— Что, Андрей?
И обескровленные губы тихо шевельнулись:
— Порядок, батя, порядок… Меня всегда звали философом, а философы всегда умели умирать прилично… Для философов нет ни жизни, ни смерти — есть бытие…
Андрей, Андрей! Что ты только говоришь, Андрей! Ведь это твои последние слова в жизни. Ты когда-то думал написать умные книги… Ты о многом думал… О любви, о счастье, о великих свершениях, о том, как…
— Знаете… мне одного бы хотелось… Чтобы скорее, скорее… Я себе надоел, — хватит.
И Пахарев не успел ответить. Гестаповцы в этот момент разъединили их. От грубого рывка ударился ногами о борт машины Андрей, вскрикнул, свалился в кузов.
Им связали руки за спиной. Над каждым хлопотало по два солдата. Когда на них стали надевать петли, Пахарев отдал последний в своей жизни приказ:
— Бургомистр должен умереть! — разнесся над площадью его голос, и все тело Кирилина, стоявшего на помосте рядом с комендантом, обмякло. Он сразу понял, что это приговор, переданный кому-то для исполнения. Последний разговор с Пахаревым — в нем его ошибка. Как он мог так опростоволоситься? Ах, дурак, какой неисправимый дурак! Он понял, эта ошибка будет его концом, и, стараясь совладеть с руками, крепко сцепил их на груди.
Один из гестаповцев тычком ударил Пахарева в зубы, фон Вейдель, вытягивая руку в тонкой светлой перчатке, крикнул выглядывавшему из кабины шоферу:
— Форвертс!
Шевельнула беззвучно губами Антонина Петровна, вспомнила, быть может, сына. И в следующее мгновение из толпы десятками голосов:
— Прощайте! Прощайте! Родные!
Рванулась машина, и покачнулась под тяжестью трех повисших тел виселица с перекладиной из половины телефонного столба. У Пахарева, судорожно поджимавшего и вытягивавшего ноги, сразу же открылся рот.
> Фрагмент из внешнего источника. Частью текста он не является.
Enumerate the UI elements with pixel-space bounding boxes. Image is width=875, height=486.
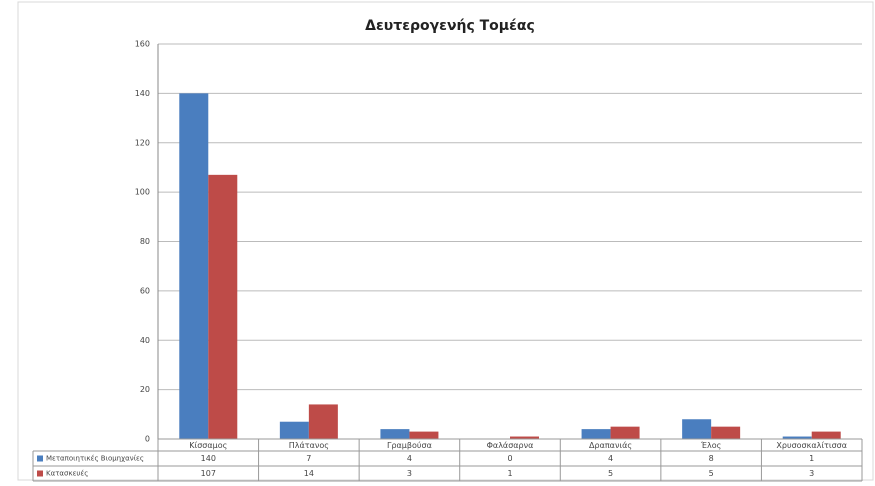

Трудно умирали и старик и женщина. Трудно и очень долго. Лишь полумертвый и без того Андрей простился с жизнью как-то безучастно. Слабо дернулся всем телом несколько раз, но рта так и не разжал; висел, темнея лицом, и из-под повязки на глазу у него поползли, догоняя одна другую, слезы. Их заметили в первых рядах толпы, по-дурному ахнул женский голос, сверля оцепенелую, замершую над площадью тишину:
— Мамоньки… кровью плачет!
И многим, многим показалось, что от ужаса перед содеянным страшный крик родился сам по себе.
Все было кончено. Площадь, на которой замерла огромная толпа, хранила молчание. Только галки на соборе Двенадцати святых без умолку переругивались на своем птичьем языке и мельтешили в загустевшей синеве неба над крестами собора.
Потом невнятный шелест прошел по толпе. Он прошел по огромной толпе, словно электрический ток: мгновенно. Сотни голов повернулись в одном направлении.
По улице шла старая небольшая женщина. Черный в желтый горошек платок сбился ей на плечи, и жиденькие космы редких сивых волос рассыпались у нее по плечам и по спине. Было что-то нечеловеческое в выражении ее сухого морщинистого лица, в походке и особенно в глазах, выцветших от времени. Было ясно, что она ничего не видела перед собой. Страшный своей отрешенностью от жизни взгляд старухи устремлен поверх голов на возвышающуюся за толпой виселицу.